CO2 equivalent emissions of various foods
Food lbs CO2/100 Cal
chicken 0.37
milk 0.62
eggs 0.64
beef (grain fed) 3.04
pork 1.99
lamb 5.71
fish (avg value) 1.33
herring 0.06
tuna 1.05
salmon (farmed) 1.07
shrimp 6.79
veg (avg value) 0.03
corn 0.02
soy 0.01
apple 0.06
potatoes 0.05

These values take into account the methane emissions of animals as well as the fossil fuels needed to raise them. As you can see beef, lamb and shrimp have very high emissions, while all plant based foods are low, especially soy. In fact, if you were to trade 640 Calories of beef for soy, this would emit 22 lbs less of CO2, the same as using one gallon less of gasoline.

I was surprised by the fact that seafood emits so much CO2 per calorie. Shrimp in particular is high, more than any other food on the list and double that of beef. I have no idea why so much fossil fuel energy is needed to raise shrimp. Tuna is higher than milk, eggs or chicken. I guess it takes lots of energy to power the boats that capture the fish.

Assumptions and Caveats:
1) The fossil fuel usage for the various foods comes from Pimentel. This guy's estimates are always on the high end for fossil fuel usage. I first ran into his work when looking at ethanol. When compared to all others that have looked at the energy needs to create a gallon of ethanol, he is by far the highest. This makes me very leery about using his estimates here.

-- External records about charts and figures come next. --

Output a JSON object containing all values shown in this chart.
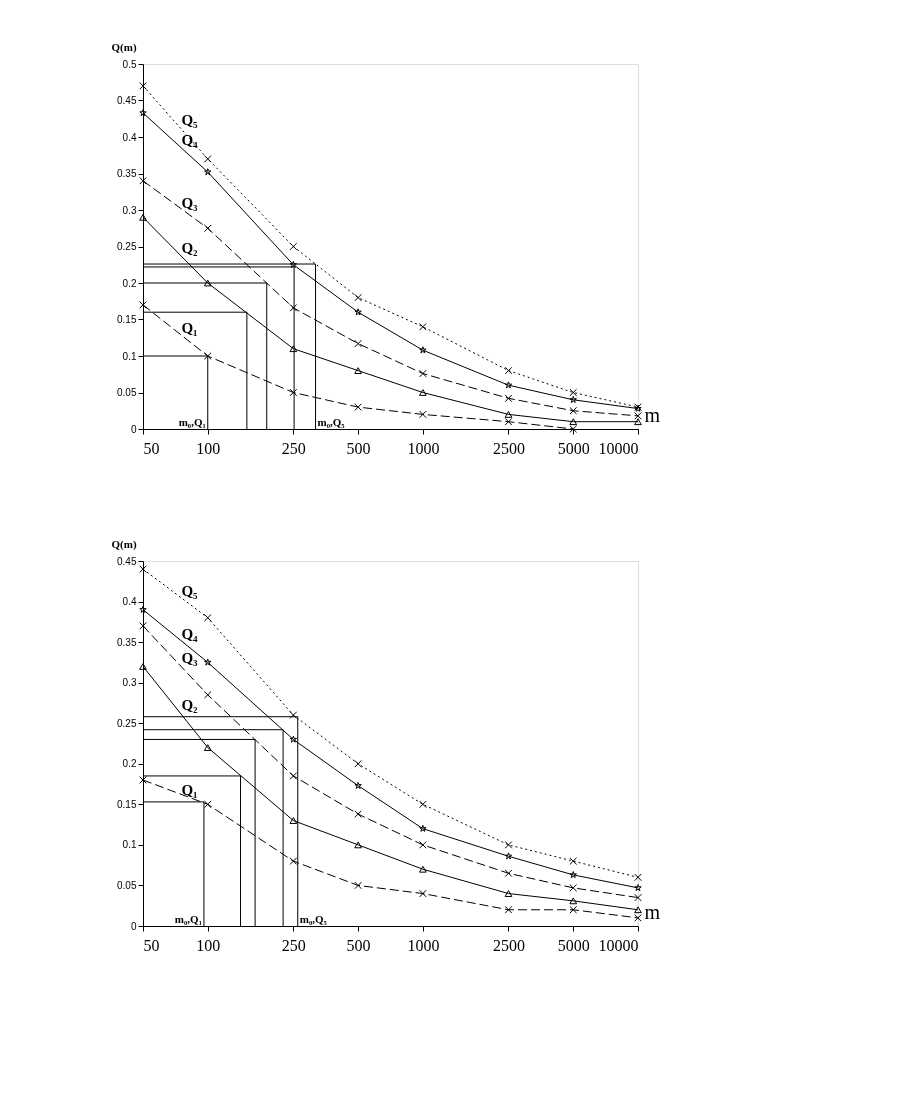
{
  "chart_data": [
    {
      "type": "line",
      "xlabel": "m",
      "ylabel": "Q(m)",
      "x": [
        50,
        100,
        250,
        500,
        1000,
        2500,
        5000,
        10000
      ],
      "xlim": [
        50,
        10000
      ],
      "xticks": [
        50,
        100,
        250,
        500,
        1000,
        2500,
        5000,
        10000
      ],
      "ylim": [
        0,
        0.5
      ],
      "yticks": [
        0,
        0.05,
        0.1,
        0.15,
        0.2,
        0.25,
        0.3,
        0.35,
        0.4,
        0.45,
        0.5
      ],
      "grid": false,
      "legend": false,
      "log": "x",
      "annotations": [
        {
          "text": "m₀,Q₁",
          "x": 100,
          "y": 0
        },
        {
          "text": "m₀,Q₅",
          "x": 317,
          "y": 0
        }
      ],
      "series": [
        {
          "name": "Q₅",
          "color": "#000000",
          "marker": "cross",
          "line_style": "dotted",
          "values": [
            0.47,
            0.37,
            0.25,
            0.18,
            0.14,
            0.08,
            0.05,
            0.03
          ]
        },
        {
          "name": "Q₄",
          "color": "#000000",
          "marker": "star",
          "line_style": "solid",
          "values": [
            0.433,
            0.352,
            0.225,
            0.16,
            0.108,
            0.06,
            0.04,
            0.028
          ]
        },
        {
          "name": "Q₃",
          "color": "#000000",
          "marker": "cross",
          "line_style": "dashed",
          "values": [
            0.34,
            0.275,
            0.166,
            0.117,
            0.076,
            0.042,
            0.025,
            0.018
          ]
        },
        {
          "name": "Q₂",
          "color": "#000000",
          "marker": "triangle",
          "line_style": "solid",
          "values": [
            0.29,
            0.2,
            0.11,
            0.08,
            0.05,
            0.02,
            0.01,
            0.01
          ]
        },
        {
          "name": "Q₁",
          "color": "#000000",
          "marker": "cross",
          "line_style": "dashed",
          "values": [
            0.17,
            0.1,
            0.05,
            0.03,
            0.02,
            0.01,
            0.0,
            null
          ]
        },
        {
          "color": "#000000",
          "marker": "none",
          "line_style": "solid",
          "x": [
            50,
            100,
            100
          ],
          "values": [
            0.1,
            0.1,
            0
          ]
        },
        {
          "color": "#000000",
          "marker": "none",
          "line_style": "solid",
          "x": [
            50,
            152,
            152
          ],
          "values": [
            0.16,
            0.16,
            0
          ]
        },
        {
          "color": "#000000",
          "marker": "none",
          "line_style": "solid",
          "x": [
            50,
            188,
            188
          ],
          "values": [
            0.2,
            0.2,
            0
          ]
        },
        {
          "color": "#000000",
          "marker": "none",
          "line_style": "solid",
          "x": [
            50,
            252,
            252
          ],
          "values": [
            0.222,
            0.222,
            0
          ]
        },
        {
          "color": "#000000",
          "marker": "none",
          "line_style": "solid",
          "x": [
            50,
            317,
            317
          ],
          "values": [
            0.226,
            0.226,
            0
          ]
        }
      ]
    },
    {
      "type": "line",
      "xlabel": "m",
      "ylabel": "Q(m)",
      "x": [
        50,
        100,
        250,
        500,
        1000,
        2500,
        5000,
        10000
      ],
      "xlim": [
        50,
        10000
      ],
      "xticks": [
        50,
        100,
        250,
        500,
        1000,
        2500,
        5000,
        10000
      ],
      "ylim": [
        0,
        0.45
      ],
      "yticks": [
        0,
        0.05,
        0.1,
        0.15,
        0.2,
        0.25,
        0.3,
        0.35,
        0.4,
        0.45
      ],
      "grid": false,
      "legend": false,
      "log": "x",
      "annotations": [
        {
          "text": "m₀,Q₁",
          "x": 96,
          "y": 0
        },
        {
          "text": "m₀,Q₅",
          "x": 262,
          "y": 0
        }
      ],
      "series": [
        {
          "name": "Q₅",
          "color": "#000000",
          "marker": "cross",
          "line_style": "dotted",
          "values": [
            0.44,
            0.38,
            0.26,
            0.2,
            0.15,
            0.1,
            0.08,
            0.06
          ]
        },
        {
          "name": "Q₄",
          "color": "#000000",
          "marker": "star",
          "line_style": "solid",
          "values": [
            0.39,
            0.325,
            0.23,
            0.173,
            0.12,
            0.086,
            0.063,
            0.047
          ]
        },
        {
          "name": "Q₃",
          "color": "#000000",
          "marker": "cross",
          "line_style": "dashed",
          "values": [
            0.37,
            0.285,
            0.185,
            0.138,
            0.1,
            0.065,
            0.047,
            0.035
          ]
        },
        {
          "name": "Q₂",
          "color": "#000000",
          "marker": "triangle",
          "line_style": "solid",
          "values": [
            0.32,
            0.22,
            0.13,
            0.1,
            0.07,
            0.04,
            0.031,
            0.02
          ]
        },
        {
          "name": "Q₁",
          "color": "#000000",
          "marker": "cross",
          "line_style": "dashed",
          "values": [
            0.18,
            0.15,
            0.08,
            0.05,
            0.04,
            0.02,
            0.02,
            0.01
          ]
        },
        {
          "color": "#000000",
          "marker": "none",
          "line_style": "solid",
          "x": [
            50,
            96,
            96
          ],
          "values": [
            0.153,
            0.153,
            0
          ]
        },
        {
          "color": "#000000",
          "marker": "none",
          "line_style": "solid",
          "x": [
            50,
            142,
            142
          ],
          "values": [
            0.185,
            0.185,
            0
          ]
        },
        {
          "color": "#000000",
          "marker": "none",
          "line_style": "solid",
          "x": [
            50,
            166,
            166
          ],
          "values": [
            0.23,
            0.23,
            0
          ]
        },
        {
          "color": "#000000",
          "marker": "none",
          "line_style": "solid",
          "x": [
            50,
            224,
            224
          ],
          "values": [
            0.242,
            0.242,
            0
          ]
        },
        {
          "color": "#000000",
          "marker": "none",
          "line_style": "solid",
          "x": [
            50,
            262,
            262
          ],
          "values": [
            0.258,
            0.258,
            0
          ]
        }
      ]
    }
  ]
}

2) It is not clear to me how they came up with the average value for fish.

3) In the report they use "e values" of 1,2, and 4 for plants in one graph and doesn't specify the value in the other. This value determines the fossil fuel usage. I chose to go with the value in the middle of 2, which corresponds to .4 kCal of fossil fuel energy per kCal of food, and gives you a value of .03 lbs of CO2 per kCal. Soy is much lower and if more calories came from soy, the resulting CO2 impact of that diet would be lower than estimated here. In general all plant based foods use little CO2 emissions compared with animal products, so even if the estimate is off by a factor of two, it will have limited impact on the results.

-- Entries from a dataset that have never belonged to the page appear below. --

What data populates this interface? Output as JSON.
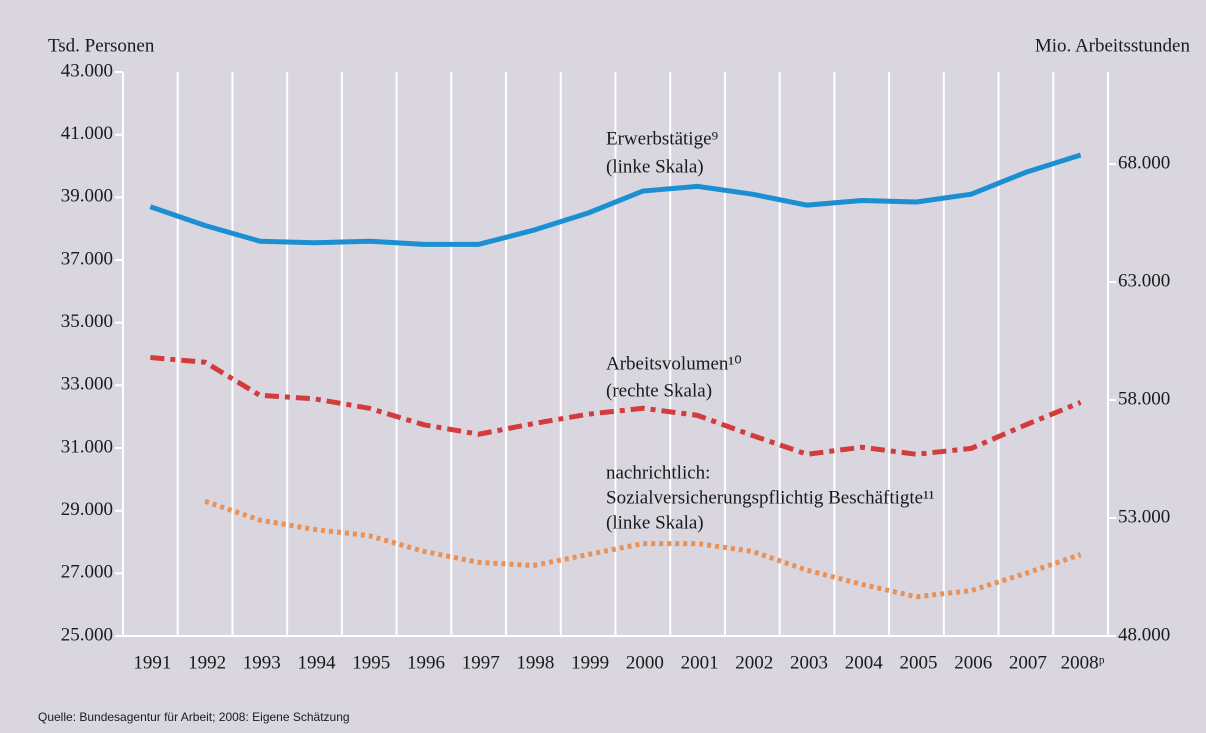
{
  "chart_data": {
    "type": "line",
    "y_label": "Tsd. Personen",
    "y2_label": "Mio. Arbeitsstunden",
    "source": "Quelle: Bundesagentur für Arbeit; 2008: Eigene Schätzung",
    "categories": [
      "1991",
      "1992",
      "1993",
      "1994",
      "1995",
      "1996",
      "1997",
      "1998",
      "1999",
      "2000",
      "2001",
      "2002",
      "2003",
      "2004",
      "2005",
      "2006",
      "2007",
      "2008ᵖ"
    ],
    "series": [
      {
        "name": "Erwerbstätige⁹",
        "note": "(linke Skala)",
        "color": "#1b8fd2",
        "style": "solid",
        "values": [
          38700,
          38100,
          37600,
          37550,
          37600,
          37500,
          37500,
          37950,
          38500,
          39200,
          39350,
          39100,
          38750,
          38900,
          38850,
          39100,
          39800,
          40350
        ]
      },
      {
        "name": "Arbeitsvolumen¹⁰",
        "note": "(rechte Skala)",
        "color": "#d43b3b",
        "style": "dashdot",
        "axis": "y2",
        "values": [
          59800,
          59600,
          58200,
          58050,
          57650,
          56950,
          56550,
          57000,
          57400,
          57650,
          57350,
          56500,
          55700,
          56000,
          55700,
          55950,
          56950,
          57900
        ]
      },
      {
        "name": "Sozialversicherungspflichtig Beschäftigte¹¹",
        "prefix": "nachrichtlich:",
        "note": "(linke Skala)",
        "color": "#e8925a",
        "style": "dotted",
        "values": [
          null,
          29300,
          28700,
          28400,
          28200,
          27700,
          27350,
          27250,
          27600,
          27950,
          27950,
          27700,
          27100,
          26650,
          26250,
          26450,
          27000,
          27600
        ]
      }
    ],
    "ylim": [
      25000,
      43000
    ],
    "yticks": [
      {
        "value": 25000,
        "label": "25.000"
      },
      {
        "value": 27000,
        "label": "27.000"
      },
      {
        "value": 29000,
        "label": "29.000"
      },
      {
        "value": 31000,
        "label": "31.000"
      },
      {
        "value": 33000,
        "label": "33.000"
      },
      {
        "value": 35000,
        "label": "35.000"
      },
      {
        "value": 37000,
        "label": "37.000"
      },
      {
        "value": 39000,
        "label": "39.000"
      },
      {
        "value": 41000,
        "label": "41.000"
      },
      {
        "value": 43000,
        "label": "43.000"
      }
    ],
    "y2lim": [
      48000,
      71900
    ],
    "y2ticks": [
      {
        "value": 48000,
        "label": "48.000"
      },
      {
        "value": 53000,
        "label": "53.000"
      },
      {
        "value": 58000,
        "label": "58.000"
      },
      {
        "value": 63000,
        "label": "63.000"
      },
      {
        "value": 68000,
        "label": "68.000"
      }
    ]
  }
}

4) The report estimates CO2 emissions from fossil fuels based on .07 tonnes CO2 per MMBtu. While I don't agree with the process they used to determine that number, it corresponds well with the value of .0703 for motor gasoline as determined by the EPA. Natural Gas emits .0528 and bituminious coal .0925. So, the more that fossil fuel usage is from natural gas, the lower the values for CO2 emissions should be. The more coal is used, the higher they should be. The .07 value works if natural gas, motor gasoline, and coal are used in roughly equal amounts, which seems to be a reasonable estimate to me, but could be off.

Mathematical Errors
The report incorrectly calculates weighted averages. First they do it in table 1 (page 28) on average mpg values by multiplying the mpg values by their weight rather than the inverse of the mpg values. The impact is minor, but shows they don't understand the underlying mathematics. Next they do the same thing in table 3 (page 30) where they are calculating the weighted mean of different diets. I don't know how significant the impact is, but it could be large. I chose instead to just attack the whole thing differently.